Ah ben pour moi qui ne trouve pas les premiers disques à son goût et qui mets Crack the Skye sur un piédestal je pense que je vais être conquis. Depuis le temps que j'attendais qu'ils repartent vers un disque dans cette veine là.

Même si je m'attends évidemment à un disque bien différent je suis curieux de l'écouter maintenant.

Le côté bluesy que tu évoques pique également ma curiosité.

Merci pour la chronique.

HeadCrush - 22 Novembre 2021:

Putain de chronique JED, une fois de plus total RESPECT.

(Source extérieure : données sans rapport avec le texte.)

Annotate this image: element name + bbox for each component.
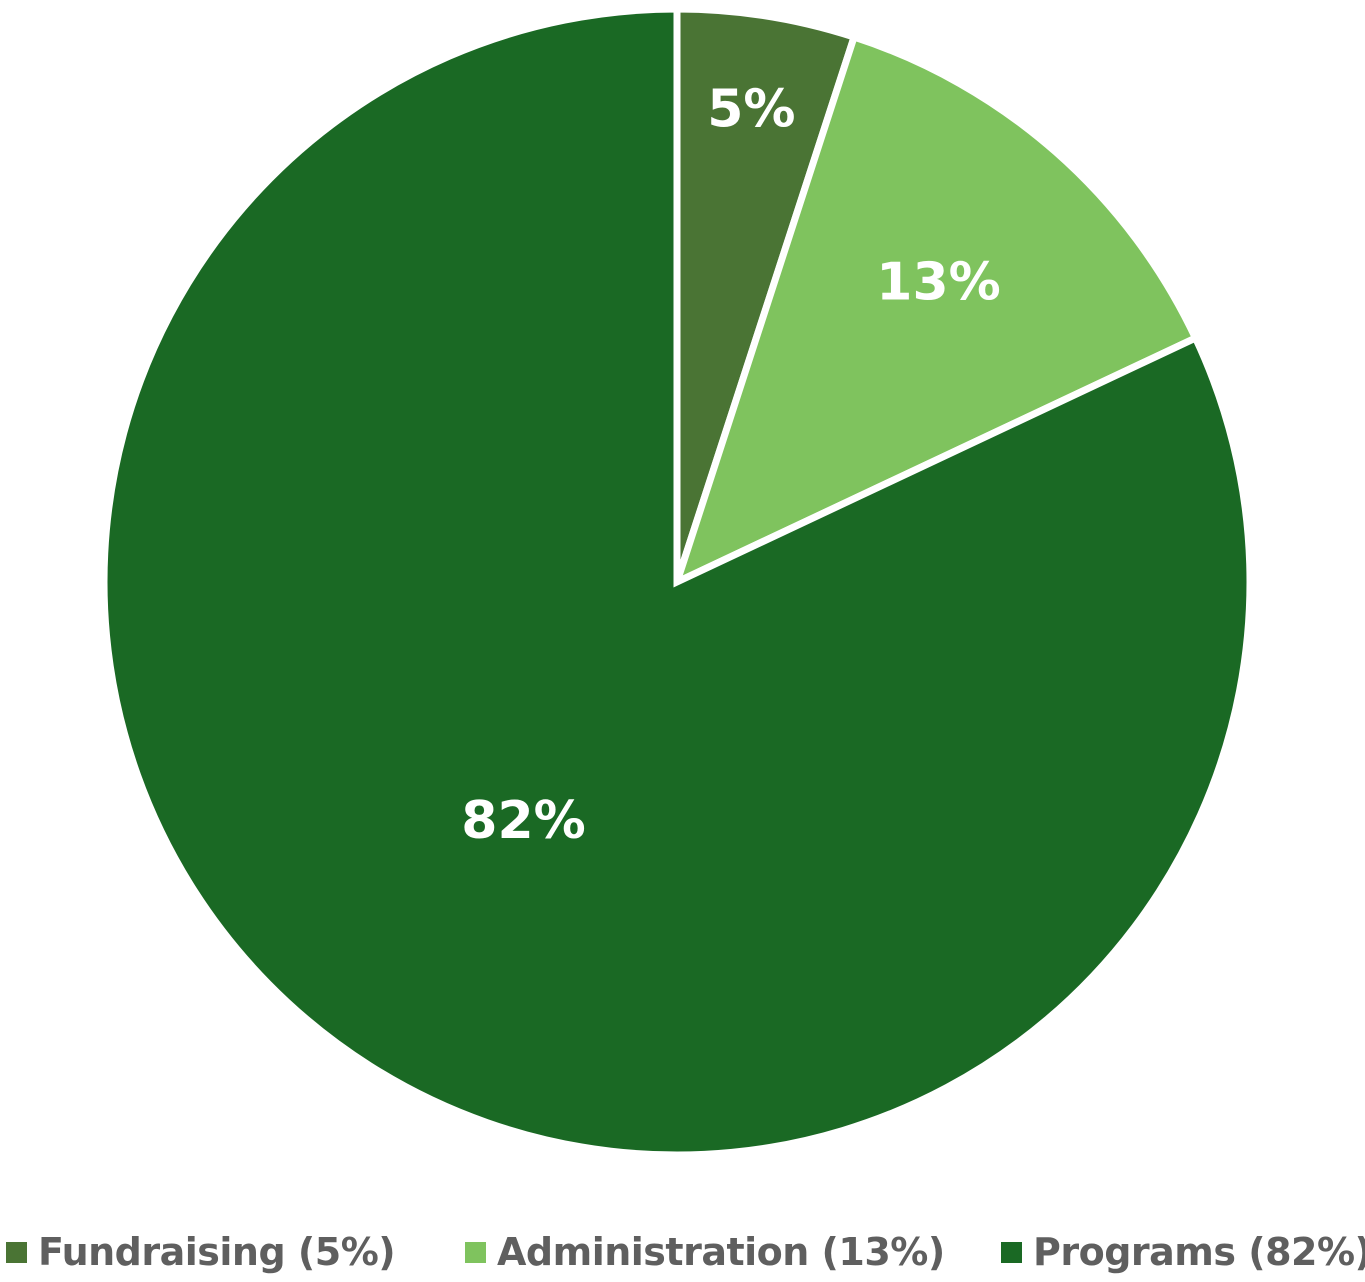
legend-label-administration: Administration (13%) — [497, 1230, 945, 1274]
legend-swatch-programs — [1001, 1241, 1022, 1263]
legend-item-administration: Administration (13%) — [465, 1222, 945, 1282]
pie-slice-administration — [671, 32, 1201, 589]
data-label-administration: 13% — [876, 252, 1000, 312]
legend-label-programs: Programs (82%) — [1033, 1230, 1365, 1274]
pie-data-labels: 5% 13% 82% — [461, 79, 1000, 851]
legend-label-fundraising: Fundraising (5%) — [38, 1230, 396, 1274]
pie-slice-programs — [100, 5, 1254, 1159]
legend-swatch-fundraising — [6, 1241, 27, 1263]
legend-item-programs: Programs (82%) — [1001, 1222, 1365, 1282]
legend-swatch-administration — [465, 1241, 486, 1263]
data-label-fundraising: 5% — [707, 79, 795, 139]
pie-chart: 5% 13% 82% — [100, 5, 1254, 1159]
data-label-programs: 82% — [461, 791, 585, 851]
legend-item-fundraising: Fundraising (5%) — [6, 1222, 396, 1282]
chart-legend: Fundraising (5%) Administration (13%) Pr… — [0, 1222, 1365, 1282]
pie-slices — [100, 5, 1254, 1159]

Je partage complètement tes propos, ce double est vraiment énorme, une de ses qualités et non des moindres étant qu'à l'écoute on oublie qu'il est double tant les titres passent avec simplicité et facilité alors même que leur longueur est non seulement très variable mais que le niveau technique est monstrueux et ce, de l'avis même des musiciens.

Même si j'ai acheté et écouté les deux précédents skeuds, avec une préférence pour le One more round... je crois que, come tous, j'attendais un digne successeur à Crack et bien le voilà. Curieux de voir la suite.

JeanEdernDesecrator - 23 Novembre 2021:

Merci pour vos commentaires ! En temps normal, les albums trop longs m'ennuient, en étant trop délayés, mais là c'est vraiment pas le cas, ils ont fait long, mais pas interminable. Je préfère celui-ci à "Crack the Skye", que j'avais mis du temps à apprécier.

J'avais pas parlé de la prod, qui est impeccable, bien puissante (la grosse caisse très en avant, par rapport à la caisse claire, mais je chipote).

Merci à Oldman66 d'avoir relevé une coquille, tous chantent sur l'album... sauf Bill Kelliher bien sûr ! J'ai corrigé ça.